Platelet concentrates (PCs) are the major source of transfusion-transmitted bacterial infection but the significantly higher number of transfused red blood cells (RBCs) has resulted in a similar occurrence of possible transfusion-associated bacterial infections as those of recipients transfused with platelets. The aim of this study was adaption of the BactiFlow (BF) flow cytometric rapid PC screening method for the detection of bacterial contamination in RBCs.

Study Design and Methods

The BF assay was used to detect and count bacteria based on esterase activity in viable cells in RBCs. The initial sample preparation for RBCs included the lysis of RBCs, followed by enrichment of bacteria by centrifugation and subsequent standard PC sample preparation. Two-hundred RBC units were analyzed by BF and the BacT/Alert automated culture system.

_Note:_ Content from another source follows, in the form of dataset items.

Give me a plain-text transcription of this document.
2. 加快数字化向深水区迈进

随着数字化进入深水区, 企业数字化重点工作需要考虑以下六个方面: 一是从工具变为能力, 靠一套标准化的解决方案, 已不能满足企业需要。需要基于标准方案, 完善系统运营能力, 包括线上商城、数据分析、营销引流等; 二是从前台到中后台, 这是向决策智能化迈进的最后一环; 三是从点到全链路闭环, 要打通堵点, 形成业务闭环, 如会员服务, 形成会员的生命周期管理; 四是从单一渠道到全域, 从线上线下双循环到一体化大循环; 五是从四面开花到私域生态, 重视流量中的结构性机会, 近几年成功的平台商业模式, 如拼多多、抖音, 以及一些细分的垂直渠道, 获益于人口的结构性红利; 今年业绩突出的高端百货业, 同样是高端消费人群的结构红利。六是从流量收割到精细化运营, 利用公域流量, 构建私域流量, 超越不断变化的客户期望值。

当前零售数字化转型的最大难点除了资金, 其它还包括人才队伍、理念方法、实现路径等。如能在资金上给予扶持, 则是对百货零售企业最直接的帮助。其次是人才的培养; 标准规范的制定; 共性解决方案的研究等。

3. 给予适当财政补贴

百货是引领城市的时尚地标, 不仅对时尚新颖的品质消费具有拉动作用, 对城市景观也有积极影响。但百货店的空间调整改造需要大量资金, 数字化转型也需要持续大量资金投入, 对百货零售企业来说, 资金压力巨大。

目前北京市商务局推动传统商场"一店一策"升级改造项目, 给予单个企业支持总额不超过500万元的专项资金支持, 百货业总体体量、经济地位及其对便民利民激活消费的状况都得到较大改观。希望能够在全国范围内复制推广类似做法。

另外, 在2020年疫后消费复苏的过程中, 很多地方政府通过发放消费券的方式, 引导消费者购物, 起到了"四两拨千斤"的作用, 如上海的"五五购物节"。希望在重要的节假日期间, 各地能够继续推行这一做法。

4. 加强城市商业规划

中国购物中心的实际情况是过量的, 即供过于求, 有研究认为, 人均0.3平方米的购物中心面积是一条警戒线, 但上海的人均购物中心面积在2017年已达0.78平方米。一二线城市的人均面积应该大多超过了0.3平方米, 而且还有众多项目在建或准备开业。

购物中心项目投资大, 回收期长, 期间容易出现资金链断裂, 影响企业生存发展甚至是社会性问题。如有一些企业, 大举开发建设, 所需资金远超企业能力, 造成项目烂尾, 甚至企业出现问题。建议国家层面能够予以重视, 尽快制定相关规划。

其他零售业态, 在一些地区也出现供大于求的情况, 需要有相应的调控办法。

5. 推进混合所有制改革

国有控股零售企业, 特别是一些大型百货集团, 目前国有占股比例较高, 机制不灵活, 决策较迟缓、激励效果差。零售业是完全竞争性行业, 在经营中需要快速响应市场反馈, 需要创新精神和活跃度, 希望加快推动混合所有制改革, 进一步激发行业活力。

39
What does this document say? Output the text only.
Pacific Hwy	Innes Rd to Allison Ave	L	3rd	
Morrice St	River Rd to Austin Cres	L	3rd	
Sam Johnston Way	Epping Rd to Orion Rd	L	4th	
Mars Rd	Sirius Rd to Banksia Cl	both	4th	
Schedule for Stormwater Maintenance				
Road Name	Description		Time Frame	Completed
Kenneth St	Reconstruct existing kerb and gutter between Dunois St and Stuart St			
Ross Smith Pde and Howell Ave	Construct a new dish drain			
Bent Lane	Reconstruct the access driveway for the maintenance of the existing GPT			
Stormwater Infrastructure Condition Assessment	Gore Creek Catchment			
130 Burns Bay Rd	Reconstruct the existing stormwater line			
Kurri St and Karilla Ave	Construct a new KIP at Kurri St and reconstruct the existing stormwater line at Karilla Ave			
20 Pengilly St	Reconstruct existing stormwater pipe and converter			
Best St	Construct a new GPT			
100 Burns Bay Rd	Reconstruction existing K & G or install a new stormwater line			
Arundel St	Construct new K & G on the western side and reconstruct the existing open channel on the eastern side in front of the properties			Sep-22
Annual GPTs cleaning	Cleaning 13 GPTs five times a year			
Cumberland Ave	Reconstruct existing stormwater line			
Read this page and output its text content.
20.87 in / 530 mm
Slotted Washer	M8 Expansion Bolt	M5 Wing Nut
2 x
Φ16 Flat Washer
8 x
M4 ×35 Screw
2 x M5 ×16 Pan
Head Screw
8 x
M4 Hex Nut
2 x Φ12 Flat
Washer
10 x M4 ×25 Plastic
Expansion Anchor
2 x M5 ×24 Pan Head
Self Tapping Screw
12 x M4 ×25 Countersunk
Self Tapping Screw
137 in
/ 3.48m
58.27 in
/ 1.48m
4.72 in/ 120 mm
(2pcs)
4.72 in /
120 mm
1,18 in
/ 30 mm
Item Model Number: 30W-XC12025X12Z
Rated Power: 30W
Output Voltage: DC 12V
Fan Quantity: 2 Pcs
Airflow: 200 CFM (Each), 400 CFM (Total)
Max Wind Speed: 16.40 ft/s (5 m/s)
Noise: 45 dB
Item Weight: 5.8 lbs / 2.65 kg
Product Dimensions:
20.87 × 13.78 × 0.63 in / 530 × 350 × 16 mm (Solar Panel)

Furthermore, RBCs were spiked with eight different bacteria to monitor bacterial growth kinetics.

Results

The BF showed an excellent correlation to conventional plate count results after RBC sample processing. The diagnostic sensitivity of the assay was determined to fewer than 500 counts/mL. Analysis of RBC units showed concordant negative results by BF and culture. Growth kinetics of bacteria were successfully monitored using flow cytometry, showing that Yersinia enterocolitica or Serratia liquefaciens had the capability to grow in RBCs to high counts.

Conclusion

Our study demonstrates the successful modification and application of a rapid flow cytometric screening method for bacterial contamination in RBCs. The BF assay represents a powerful basic tool to study bacterial contamination, potential screening strategies of RBCs, and the clinical outcome of screened RBCs prepared for transfusion.